Avrupa Birliği Devlet ve Hükümet Liderleri Zirvesi’nde kabul edilen kararlara ait Dışişleri Bakanlığı’ndan yapılan açıklamada, ”ülkemizle ilgili önyargılı, vizyonsuz ve gerçeklerden kopuk bir tavır sergilenmesi esef vericidir” denildi.
Dışişleri Bakanlığı, 23-24 Haziran 2022 tarihlerinde Brüksel’de gerçekleştirilen Avrupa Birliği (AB) Devlet ve Hükümet Liderleri Zirvesi’nde kabul edilen kararlara dair açıklama yaptı.
Yapılan açıklamda, ”Kabul edilen kararlarda ülkemizle ilgili önyargılı, vizyonsuz ve gerçeklerden kopuk bir tavır sergilenmesi esef vericidir.

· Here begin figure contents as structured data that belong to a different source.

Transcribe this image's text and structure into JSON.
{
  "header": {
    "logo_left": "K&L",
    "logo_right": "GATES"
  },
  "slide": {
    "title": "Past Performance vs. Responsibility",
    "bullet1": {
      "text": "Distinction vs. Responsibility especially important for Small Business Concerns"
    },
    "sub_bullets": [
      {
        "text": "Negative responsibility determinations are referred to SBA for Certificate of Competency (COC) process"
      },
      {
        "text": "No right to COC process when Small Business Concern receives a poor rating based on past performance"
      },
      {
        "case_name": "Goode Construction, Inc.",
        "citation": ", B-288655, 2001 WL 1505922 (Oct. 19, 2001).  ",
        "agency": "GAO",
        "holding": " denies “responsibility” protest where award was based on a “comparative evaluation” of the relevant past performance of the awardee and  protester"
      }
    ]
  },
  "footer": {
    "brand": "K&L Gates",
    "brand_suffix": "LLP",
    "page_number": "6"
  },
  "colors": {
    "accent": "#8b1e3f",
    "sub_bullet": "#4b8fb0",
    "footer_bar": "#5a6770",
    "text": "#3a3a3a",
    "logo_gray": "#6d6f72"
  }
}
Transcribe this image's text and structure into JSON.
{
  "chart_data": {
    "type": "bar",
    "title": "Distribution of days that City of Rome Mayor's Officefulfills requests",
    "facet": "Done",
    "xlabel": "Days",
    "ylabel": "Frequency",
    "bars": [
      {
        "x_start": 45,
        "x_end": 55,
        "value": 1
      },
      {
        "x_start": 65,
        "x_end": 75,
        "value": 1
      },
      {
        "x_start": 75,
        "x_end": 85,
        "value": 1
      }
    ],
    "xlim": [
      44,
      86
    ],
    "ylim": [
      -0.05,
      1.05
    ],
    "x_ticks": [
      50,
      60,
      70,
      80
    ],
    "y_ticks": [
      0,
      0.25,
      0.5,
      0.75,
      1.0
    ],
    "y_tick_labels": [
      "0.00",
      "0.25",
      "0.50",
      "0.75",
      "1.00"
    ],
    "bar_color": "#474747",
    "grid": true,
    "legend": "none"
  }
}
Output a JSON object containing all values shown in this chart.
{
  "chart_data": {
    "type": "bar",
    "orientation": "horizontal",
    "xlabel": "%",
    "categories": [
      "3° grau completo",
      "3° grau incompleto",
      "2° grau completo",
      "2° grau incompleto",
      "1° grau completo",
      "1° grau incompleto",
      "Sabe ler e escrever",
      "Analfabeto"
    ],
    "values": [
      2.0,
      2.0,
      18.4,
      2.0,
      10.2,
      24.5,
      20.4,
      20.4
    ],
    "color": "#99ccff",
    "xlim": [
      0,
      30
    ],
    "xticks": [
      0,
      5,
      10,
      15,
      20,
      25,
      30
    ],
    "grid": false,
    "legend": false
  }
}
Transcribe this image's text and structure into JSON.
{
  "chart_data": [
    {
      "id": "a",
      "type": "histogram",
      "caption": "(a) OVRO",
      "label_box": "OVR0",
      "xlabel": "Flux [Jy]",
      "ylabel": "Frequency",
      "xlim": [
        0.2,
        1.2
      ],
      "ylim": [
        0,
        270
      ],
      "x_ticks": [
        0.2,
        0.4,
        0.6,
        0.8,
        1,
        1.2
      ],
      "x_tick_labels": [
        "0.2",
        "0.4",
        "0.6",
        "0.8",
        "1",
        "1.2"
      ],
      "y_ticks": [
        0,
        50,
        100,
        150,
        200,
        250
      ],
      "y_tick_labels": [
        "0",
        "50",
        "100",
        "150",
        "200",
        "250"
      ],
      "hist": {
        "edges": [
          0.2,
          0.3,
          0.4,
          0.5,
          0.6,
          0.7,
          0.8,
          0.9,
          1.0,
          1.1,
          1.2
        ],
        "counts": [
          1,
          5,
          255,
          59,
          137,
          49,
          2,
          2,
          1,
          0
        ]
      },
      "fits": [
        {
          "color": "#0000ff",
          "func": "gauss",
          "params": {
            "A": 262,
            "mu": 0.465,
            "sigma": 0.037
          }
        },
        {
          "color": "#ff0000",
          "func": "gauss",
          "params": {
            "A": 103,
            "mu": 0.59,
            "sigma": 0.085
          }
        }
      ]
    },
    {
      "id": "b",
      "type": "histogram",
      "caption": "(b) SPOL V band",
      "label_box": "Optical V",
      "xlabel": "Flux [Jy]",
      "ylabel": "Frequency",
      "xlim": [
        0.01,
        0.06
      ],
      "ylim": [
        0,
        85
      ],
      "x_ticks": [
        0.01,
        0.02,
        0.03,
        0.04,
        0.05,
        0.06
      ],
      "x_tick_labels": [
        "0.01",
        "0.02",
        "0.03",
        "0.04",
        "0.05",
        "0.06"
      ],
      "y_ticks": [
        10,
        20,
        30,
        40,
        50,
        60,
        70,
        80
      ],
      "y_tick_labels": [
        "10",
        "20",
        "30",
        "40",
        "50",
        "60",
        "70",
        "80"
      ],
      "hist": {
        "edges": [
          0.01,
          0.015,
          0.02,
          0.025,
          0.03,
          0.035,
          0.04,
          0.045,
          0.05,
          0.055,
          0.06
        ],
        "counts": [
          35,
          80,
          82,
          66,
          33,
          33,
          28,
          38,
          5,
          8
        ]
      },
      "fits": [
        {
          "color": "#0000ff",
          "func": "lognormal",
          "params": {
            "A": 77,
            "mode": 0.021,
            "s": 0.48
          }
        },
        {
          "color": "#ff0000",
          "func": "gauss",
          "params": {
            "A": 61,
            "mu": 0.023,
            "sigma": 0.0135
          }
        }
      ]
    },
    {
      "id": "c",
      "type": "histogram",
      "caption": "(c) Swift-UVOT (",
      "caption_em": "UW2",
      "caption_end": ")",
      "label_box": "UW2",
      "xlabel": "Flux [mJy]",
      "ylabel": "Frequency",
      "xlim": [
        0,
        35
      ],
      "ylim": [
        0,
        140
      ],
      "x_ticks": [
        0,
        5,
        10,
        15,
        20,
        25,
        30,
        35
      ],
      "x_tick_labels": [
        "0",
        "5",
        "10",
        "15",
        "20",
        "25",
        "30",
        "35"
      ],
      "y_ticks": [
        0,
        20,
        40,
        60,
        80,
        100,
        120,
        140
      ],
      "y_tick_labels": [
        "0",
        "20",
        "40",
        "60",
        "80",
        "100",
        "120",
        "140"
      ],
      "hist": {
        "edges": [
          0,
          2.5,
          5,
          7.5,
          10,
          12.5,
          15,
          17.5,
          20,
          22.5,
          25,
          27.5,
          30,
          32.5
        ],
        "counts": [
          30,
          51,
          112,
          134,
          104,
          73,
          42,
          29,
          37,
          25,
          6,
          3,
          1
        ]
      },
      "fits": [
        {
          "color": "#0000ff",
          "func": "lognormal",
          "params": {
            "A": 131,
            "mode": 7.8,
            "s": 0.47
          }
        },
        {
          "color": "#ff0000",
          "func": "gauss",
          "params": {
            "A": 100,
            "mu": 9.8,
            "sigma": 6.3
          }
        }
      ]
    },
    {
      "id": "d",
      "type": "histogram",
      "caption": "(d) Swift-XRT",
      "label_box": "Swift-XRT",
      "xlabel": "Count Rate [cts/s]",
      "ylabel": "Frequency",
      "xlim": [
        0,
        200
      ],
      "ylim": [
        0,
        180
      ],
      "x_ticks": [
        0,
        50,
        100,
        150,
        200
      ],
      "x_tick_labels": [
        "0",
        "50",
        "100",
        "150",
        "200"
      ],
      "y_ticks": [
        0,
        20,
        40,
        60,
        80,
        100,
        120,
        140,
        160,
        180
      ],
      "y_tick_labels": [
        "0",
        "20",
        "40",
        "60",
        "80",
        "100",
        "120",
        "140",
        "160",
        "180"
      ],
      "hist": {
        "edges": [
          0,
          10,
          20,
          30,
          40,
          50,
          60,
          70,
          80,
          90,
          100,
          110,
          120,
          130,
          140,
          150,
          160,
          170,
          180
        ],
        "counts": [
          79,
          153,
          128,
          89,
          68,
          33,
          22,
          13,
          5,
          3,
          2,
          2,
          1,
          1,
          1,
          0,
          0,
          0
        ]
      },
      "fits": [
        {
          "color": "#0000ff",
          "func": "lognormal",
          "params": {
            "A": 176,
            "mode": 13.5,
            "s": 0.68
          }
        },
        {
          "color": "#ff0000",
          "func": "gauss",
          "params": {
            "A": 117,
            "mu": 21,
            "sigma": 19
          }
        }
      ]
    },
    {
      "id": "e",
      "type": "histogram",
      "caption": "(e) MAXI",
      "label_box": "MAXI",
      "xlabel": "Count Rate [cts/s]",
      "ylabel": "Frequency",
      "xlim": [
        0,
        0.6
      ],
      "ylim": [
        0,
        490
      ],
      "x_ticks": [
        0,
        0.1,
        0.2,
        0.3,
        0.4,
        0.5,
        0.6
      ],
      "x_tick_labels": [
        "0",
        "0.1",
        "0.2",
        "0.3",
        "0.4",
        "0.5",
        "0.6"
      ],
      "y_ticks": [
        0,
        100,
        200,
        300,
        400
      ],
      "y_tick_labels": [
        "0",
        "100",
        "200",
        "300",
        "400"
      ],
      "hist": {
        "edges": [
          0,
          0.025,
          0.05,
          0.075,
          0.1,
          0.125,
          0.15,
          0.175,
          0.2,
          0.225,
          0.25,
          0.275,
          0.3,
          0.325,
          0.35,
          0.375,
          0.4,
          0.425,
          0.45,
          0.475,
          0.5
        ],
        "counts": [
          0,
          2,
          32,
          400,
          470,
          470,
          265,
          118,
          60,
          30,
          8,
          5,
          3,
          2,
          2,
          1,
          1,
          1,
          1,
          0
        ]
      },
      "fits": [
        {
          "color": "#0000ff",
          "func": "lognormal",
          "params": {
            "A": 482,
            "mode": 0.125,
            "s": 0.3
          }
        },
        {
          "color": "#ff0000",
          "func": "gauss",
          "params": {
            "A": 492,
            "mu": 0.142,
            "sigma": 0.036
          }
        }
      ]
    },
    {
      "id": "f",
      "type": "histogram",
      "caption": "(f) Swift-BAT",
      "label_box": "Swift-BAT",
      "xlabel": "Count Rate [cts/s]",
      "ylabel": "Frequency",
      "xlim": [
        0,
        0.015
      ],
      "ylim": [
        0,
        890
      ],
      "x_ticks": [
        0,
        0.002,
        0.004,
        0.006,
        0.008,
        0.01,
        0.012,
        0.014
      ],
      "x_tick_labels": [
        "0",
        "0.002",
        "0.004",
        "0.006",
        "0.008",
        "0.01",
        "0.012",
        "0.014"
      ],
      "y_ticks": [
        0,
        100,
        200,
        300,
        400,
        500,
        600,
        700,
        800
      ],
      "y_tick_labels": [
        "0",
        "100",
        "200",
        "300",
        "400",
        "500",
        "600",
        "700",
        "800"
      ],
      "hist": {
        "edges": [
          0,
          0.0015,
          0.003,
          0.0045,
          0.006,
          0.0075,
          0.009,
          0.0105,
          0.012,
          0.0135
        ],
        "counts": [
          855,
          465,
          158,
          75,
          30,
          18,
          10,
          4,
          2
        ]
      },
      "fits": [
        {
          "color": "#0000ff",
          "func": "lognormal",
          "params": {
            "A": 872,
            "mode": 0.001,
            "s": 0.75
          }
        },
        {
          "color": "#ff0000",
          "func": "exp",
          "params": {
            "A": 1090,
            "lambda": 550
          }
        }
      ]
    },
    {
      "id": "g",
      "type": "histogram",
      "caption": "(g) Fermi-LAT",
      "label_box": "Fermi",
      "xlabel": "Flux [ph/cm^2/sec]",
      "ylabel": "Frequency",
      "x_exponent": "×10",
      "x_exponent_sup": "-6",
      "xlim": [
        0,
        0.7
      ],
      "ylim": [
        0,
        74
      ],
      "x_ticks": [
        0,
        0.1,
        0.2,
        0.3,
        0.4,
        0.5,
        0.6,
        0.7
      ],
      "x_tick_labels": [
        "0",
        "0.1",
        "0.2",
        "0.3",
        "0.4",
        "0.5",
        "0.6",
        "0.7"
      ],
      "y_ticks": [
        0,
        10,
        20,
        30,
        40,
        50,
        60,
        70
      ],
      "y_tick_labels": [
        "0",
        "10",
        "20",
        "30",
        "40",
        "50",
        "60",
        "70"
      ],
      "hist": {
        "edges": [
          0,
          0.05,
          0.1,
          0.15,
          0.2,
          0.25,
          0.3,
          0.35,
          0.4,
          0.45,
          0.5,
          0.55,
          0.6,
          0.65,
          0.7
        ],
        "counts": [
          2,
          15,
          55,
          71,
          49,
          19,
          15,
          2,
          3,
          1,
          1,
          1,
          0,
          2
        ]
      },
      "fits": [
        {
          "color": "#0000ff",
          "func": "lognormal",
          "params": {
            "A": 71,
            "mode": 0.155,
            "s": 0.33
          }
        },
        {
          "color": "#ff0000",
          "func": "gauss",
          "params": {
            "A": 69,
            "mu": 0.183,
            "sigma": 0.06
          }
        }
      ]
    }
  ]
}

Bu, AB’nin bir defa daha Türkiye bağlamında kısır döngüden çıkamadığının ispatıdır” denildi.
Bakanlığın açıklaması şöyle:
”AB’nin, Doğu Akdeniz ve Ege Denizi’ne ait milletlerarası hukuka muhalif ve maksimalist tezleri yasallaştırmaya çalışması kabul edilemez. Birebir biçimde AB’nin, Yunanistan’ın 10 mil hava alanı tezi, adaları silahlandırması, geri itme uygulamaları başta olmak üzere memleketler arası hukuka alışılmamış hareketlerine sessiz kalması tam bir garabettir. Bu kararlar, problemlerin tahliline katkı sağlamadığı üzere, bölgesel istikrara da ziyan vermektedir.
Türkiye her vakit milletlerarası hukuktan ve yeterli komşuluk alakalarından yana tavrını sürdürmesine karşın, ülkemizin bu yaklaşımına kasıtlı gerginlik ve tırmandırma stratejisiyle cevap verilmesi tam bir samimiyetsizlik örneğidir.
AB artık, Türkiye’nin üyelik süreci ve ülkemizle işbirliğinden sağlanacak faydaları, Yunanistan ve GKRY’nin dar görüşlü, hukuksuz ve maksimalist tezlerine rehin ve feda etmemesi gerektiğini idrak etmelidir. AB’nin kendi genel çıkarları da esasen bunu gerektirmektedir.
Öte yandan Zirve’de, Ukrayna ve Moldova’ya aday ülke statüsü tanınmasından ve Gürcistan’a da AB üyeliği perspektifi verilmesinden memnuniyet duyulmaktadır. Bununla birlikte, halihazırda aday ülke statüsünde bulunan Arnavutluk ve Kuzey Makedonya ile iştirak müzakerelerinin hala başlatılmaması yadırganmaktadır. Bosna-Hersek’e de bir an önce adaylık statüsü verilmesinin Balkanlar dahil geniş Avrupa coğrafyasının faydasına olacağı düşünülmektedir.
Türkiye, AB’nin tüm aday ülkelerle samimi angajmana girmesi ve iştirak süreçlerinin liyakat temelinde ilerletilmesi gerektiğine inanmaktadır.”